Trouvez la société de portage adaptée à votre choix de contrat
Le choix entre CDD et CDI ne se fait pas dans l'abstrait. Il dépend aussi de la société de portage avec laquelle vous travaillez. Toutes ne proposent pas les mêmes services, et certaines ont leurs préférences en matière de contrats. Certaines sociétés refusent les CDD très courts (moins de trois mois) car la gestion administrative ne leur semble pas rentable. D'autres, au contraire, se spécialisent dans l'accompagnement de missions courtes et valorisent la souplesse du CDD.
De même, les mécanismes de lissage de salaire ne sont pas systématiquement proposés par toutes les entreprises de portage.
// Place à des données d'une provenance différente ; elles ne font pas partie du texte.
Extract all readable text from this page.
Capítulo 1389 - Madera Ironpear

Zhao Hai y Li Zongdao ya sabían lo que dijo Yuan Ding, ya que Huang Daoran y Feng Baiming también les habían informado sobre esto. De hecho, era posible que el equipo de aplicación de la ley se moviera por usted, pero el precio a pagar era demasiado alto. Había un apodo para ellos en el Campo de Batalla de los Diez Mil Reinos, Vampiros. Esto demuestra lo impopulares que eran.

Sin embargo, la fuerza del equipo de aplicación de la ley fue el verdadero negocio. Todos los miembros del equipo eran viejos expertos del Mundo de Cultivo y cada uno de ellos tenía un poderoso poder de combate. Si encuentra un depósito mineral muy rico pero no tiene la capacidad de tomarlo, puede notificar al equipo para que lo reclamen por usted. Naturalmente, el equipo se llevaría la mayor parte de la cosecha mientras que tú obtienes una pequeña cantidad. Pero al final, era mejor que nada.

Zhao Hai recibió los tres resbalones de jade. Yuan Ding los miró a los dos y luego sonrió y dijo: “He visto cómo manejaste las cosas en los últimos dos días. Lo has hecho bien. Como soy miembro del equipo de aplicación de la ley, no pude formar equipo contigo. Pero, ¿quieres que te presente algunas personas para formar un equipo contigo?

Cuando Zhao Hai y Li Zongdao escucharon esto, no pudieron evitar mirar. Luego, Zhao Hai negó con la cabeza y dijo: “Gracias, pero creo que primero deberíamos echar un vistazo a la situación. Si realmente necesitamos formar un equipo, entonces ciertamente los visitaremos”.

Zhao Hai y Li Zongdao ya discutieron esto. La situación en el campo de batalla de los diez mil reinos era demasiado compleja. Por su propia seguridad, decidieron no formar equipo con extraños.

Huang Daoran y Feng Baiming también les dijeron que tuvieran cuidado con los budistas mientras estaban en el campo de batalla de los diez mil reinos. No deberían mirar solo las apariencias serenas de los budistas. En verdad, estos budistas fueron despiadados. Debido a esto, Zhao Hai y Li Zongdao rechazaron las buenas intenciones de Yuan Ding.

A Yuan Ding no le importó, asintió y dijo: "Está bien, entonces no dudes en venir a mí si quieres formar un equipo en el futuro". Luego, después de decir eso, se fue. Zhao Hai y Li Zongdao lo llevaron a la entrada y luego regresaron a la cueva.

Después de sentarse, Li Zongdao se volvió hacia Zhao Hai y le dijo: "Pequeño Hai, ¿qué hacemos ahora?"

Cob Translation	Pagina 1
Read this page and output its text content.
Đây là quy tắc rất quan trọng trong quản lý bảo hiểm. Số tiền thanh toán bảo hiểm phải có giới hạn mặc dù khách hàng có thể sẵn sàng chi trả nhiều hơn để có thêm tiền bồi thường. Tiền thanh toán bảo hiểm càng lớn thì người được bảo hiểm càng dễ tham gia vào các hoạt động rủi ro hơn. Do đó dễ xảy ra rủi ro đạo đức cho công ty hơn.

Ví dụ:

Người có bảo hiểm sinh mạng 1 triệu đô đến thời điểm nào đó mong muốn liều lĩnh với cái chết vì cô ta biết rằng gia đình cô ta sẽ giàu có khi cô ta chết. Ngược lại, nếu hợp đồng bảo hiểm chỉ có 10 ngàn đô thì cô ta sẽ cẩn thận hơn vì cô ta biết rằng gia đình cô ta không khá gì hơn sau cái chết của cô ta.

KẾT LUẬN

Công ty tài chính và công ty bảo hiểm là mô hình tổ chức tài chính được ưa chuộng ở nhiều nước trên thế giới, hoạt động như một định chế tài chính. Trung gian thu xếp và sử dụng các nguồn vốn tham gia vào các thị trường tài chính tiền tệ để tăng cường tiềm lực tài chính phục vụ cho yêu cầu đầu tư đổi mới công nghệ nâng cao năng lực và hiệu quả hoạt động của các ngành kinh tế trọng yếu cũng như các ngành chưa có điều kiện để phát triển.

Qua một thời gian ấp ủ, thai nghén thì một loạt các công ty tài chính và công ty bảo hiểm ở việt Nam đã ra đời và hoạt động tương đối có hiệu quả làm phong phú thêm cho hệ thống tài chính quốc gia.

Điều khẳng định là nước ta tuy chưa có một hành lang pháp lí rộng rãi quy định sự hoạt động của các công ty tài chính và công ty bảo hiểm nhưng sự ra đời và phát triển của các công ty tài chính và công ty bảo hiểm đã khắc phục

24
Si cette option vous intéresse pour votre CDI, vérifiez qu'elle est bien disponible avant de signer. Les frais de gestion varient également d'un prestataire à l'autre (entre 5% et 10% en moyenne), ce qui impacte directement votre rémunération nette.
Plutôt que de choisir une société de portage au hasard, prenez le temps de comparer les offres en fonction de vos besoins réels. Utilisez notre comparateur pour identifier les partenaires qui acceptent le type de contrat que vous visez (CDD court, CDI avec lissage, accompagnement personnalisé pour les primo-accédants, etc.). Chaque société a ses spécificités, et le meilleur choix pour vous dépend de votre profil et de votre stratégie.
N'hésitez pas à solliciter plusieurs devis et à poser toutes vos questions avant de vous engager. Le portage salarial est une solution flexible et sécurisante, mais elle doit correspondre à votre situation personnelle pour vous apporter satisfaction sur la durée.